The saintly Oliver Plunkett, Ireland’s last martyr

The saintly Oliver Plunkett, Ireland’s last martyr The shrine of St Oliver Plunkett at Downside
The Captain and the Saint: The Story of St Oliver Plunkett, by Fintan Tracey

(Published by Fintan Tracey, Drogheda, €10.00 plus €2.50 postage, direct from fintansfineart@gmail.com)

 

Next year marks the 400th anniversary of the birth of St Oliver Plunkett. This little book by Drogheda-based artist Fintan Tracey is the first small droplet of what will undoubtedly be a stream of books that will appear nearer the actual anniversary of his birth, which was on November 1 1625.

Fintan Tracey is an artist, and this is very much an artist’s book. Though he draws on standard books, and has he says made effort to have the facts right, his series of paintings that illustrate the book are the heart of his vision of the saint, he realises the man and his times in broad brush images. 

Plunkett

Indeed the best chapter in the book is an account  of Oliver Plunkett sitting to have his own portrait made, a portrait for posterity, for he is imprisoned in London for treason.

The artist, one Garrett Morphy,  had been commissioned by the archbishop’s friend and confessor Fr Maurus Corker, a Benedictine.  The episodes of his life are related by Oliver Plunkett himself,  in some seven brief chapters. 
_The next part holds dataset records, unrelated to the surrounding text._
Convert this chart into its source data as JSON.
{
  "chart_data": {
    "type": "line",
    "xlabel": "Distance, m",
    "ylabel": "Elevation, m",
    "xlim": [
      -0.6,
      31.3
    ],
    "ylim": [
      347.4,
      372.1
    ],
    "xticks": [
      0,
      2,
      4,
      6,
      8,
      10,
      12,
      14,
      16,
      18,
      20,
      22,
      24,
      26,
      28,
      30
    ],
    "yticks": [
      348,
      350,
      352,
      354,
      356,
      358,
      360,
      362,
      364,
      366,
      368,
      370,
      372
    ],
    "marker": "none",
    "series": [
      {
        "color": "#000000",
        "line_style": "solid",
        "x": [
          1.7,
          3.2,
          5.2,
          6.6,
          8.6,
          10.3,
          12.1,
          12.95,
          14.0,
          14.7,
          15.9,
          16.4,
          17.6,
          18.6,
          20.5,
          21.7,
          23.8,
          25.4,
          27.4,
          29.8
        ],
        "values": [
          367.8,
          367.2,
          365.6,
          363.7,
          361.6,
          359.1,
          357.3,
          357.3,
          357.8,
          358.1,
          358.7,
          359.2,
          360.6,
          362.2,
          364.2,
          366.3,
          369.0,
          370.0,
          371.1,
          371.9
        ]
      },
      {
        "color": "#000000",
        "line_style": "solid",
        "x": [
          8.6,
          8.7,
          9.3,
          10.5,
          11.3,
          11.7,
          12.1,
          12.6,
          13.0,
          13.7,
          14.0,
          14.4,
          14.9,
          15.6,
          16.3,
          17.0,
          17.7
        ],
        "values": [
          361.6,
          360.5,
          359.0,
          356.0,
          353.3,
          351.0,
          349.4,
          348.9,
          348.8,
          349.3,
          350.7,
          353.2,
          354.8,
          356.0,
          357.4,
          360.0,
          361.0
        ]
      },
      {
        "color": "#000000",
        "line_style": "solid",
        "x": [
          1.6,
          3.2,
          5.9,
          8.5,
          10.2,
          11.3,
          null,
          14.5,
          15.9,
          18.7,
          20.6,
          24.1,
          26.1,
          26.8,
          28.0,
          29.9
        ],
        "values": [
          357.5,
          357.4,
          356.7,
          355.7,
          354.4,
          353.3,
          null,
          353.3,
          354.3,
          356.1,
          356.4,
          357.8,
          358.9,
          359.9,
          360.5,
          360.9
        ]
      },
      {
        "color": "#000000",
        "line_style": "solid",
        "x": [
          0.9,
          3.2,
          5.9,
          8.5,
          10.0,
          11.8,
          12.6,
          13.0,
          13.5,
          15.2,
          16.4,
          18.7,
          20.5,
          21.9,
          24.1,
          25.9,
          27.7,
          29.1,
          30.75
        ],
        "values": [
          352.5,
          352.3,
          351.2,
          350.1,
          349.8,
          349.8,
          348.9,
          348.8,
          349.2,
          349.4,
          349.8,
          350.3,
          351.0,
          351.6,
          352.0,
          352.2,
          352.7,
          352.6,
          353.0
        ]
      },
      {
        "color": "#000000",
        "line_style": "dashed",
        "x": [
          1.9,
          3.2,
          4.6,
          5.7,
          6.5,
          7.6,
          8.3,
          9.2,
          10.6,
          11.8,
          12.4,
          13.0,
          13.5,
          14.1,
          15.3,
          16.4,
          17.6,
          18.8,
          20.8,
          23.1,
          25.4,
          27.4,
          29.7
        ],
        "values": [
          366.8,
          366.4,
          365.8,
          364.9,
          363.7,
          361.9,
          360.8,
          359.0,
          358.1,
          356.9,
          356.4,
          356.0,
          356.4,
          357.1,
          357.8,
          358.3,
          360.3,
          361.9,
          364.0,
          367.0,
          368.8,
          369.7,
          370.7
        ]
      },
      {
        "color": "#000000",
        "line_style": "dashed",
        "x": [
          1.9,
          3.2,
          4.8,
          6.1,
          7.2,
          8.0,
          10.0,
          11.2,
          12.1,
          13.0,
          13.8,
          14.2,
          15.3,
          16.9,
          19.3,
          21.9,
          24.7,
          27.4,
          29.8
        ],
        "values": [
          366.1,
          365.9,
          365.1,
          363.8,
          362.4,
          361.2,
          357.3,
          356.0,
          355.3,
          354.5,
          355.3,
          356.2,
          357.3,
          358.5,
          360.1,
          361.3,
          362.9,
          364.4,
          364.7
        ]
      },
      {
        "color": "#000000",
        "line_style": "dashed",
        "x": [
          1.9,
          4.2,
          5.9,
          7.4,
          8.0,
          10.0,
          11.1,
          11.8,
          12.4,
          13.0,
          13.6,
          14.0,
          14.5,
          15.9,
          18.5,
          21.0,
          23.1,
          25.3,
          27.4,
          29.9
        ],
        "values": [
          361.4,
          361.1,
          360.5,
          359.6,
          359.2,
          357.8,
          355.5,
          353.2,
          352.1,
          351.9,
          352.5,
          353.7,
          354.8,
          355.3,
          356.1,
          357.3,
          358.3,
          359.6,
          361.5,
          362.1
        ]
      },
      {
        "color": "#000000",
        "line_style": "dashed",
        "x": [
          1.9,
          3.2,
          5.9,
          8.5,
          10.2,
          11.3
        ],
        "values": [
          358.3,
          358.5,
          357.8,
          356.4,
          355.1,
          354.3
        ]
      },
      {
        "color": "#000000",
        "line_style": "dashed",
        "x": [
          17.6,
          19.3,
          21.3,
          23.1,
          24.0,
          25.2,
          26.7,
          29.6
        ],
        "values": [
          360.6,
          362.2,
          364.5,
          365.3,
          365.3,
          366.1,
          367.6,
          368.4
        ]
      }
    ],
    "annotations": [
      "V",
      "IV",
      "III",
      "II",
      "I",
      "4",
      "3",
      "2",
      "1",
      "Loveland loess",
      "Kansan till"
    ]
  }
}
The book is aimed at those who want a simple accessible account of what is, all in all a complicated tale of courage, perseverance and betrayal. Not everyone, as I have said before, wishes to plunge at once into an overly scholarly book. As in life, there are horses for courses. This book will happily meet the needs of many who flock to the national shrine in Drogheda.

The story of the persecution, betrayal and death of Oliver Plunkett is a grim one”
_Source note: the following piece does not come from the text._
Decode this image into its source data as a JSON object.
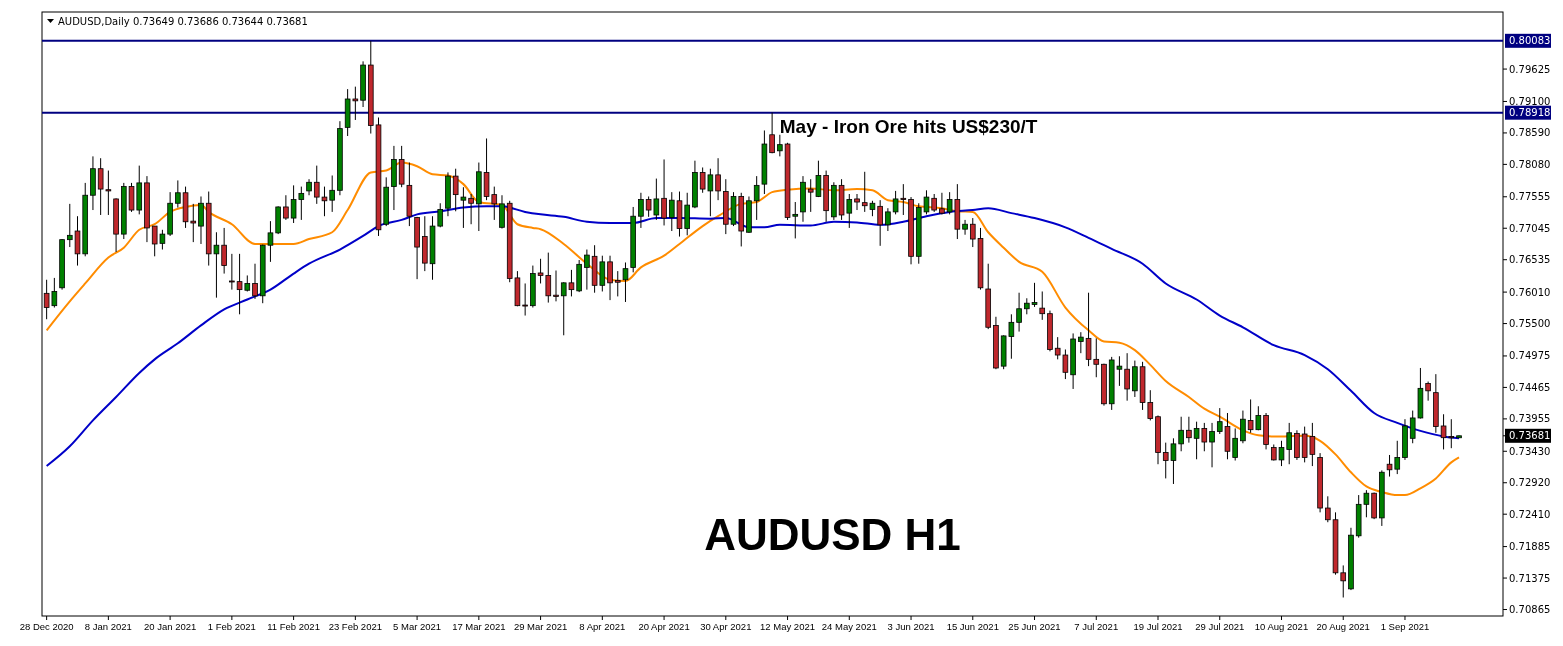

The shine in Downside in Somerset, however, where the saint’s body is  preserved is unmentioned and the role of the Benedictines in Oliver Plunkett last years passed over.  This is a pity, as his martyrdom, brought about by the lies of Titus Oates, is as much  an English story as it is an Irish one.

I have been looking back to see what was done on 300th anniversary of his birth and find it was little enough. Firstly the actual date of the saint’s birth was still being disputed at that time; but more importantly, Oliver Plunkett had been beatified in 1920, a time of national struggle. This had been enough. It was not until 1981 that he was finally canonised, with great ceremonies in Rome, Ireland and England.

The story of the persecution, betrayal and death of Oliver Plunkett is a grim  one. But next year, instead of picking over yet again the ancient quarrels, Catholics should keep constantly in mind that in 1997 Plunkett was made a patron saint for peace and reconciliation in Ireland. He was adopted by the prayer group campaigning for peace in Ireland, St Oliver Plunkett for Peace and Reconciliation.       

Divisions

This should still be the theme for the 400th anniversary as Ireland remains as much in need of the reconciliation and the promotion of accord and peace as it ever it did in the past. 

The old divisions which brought about the martyr’s  death have faded, but others are now coming to the fore, some of them alas being promoted as ‘national causes’. Everyone living on this island, no matter what their culture or religion, will support the cause of reconciliation and increased interpersonal  understating. Fintan Tracey’s little book is  a first effort in that direction.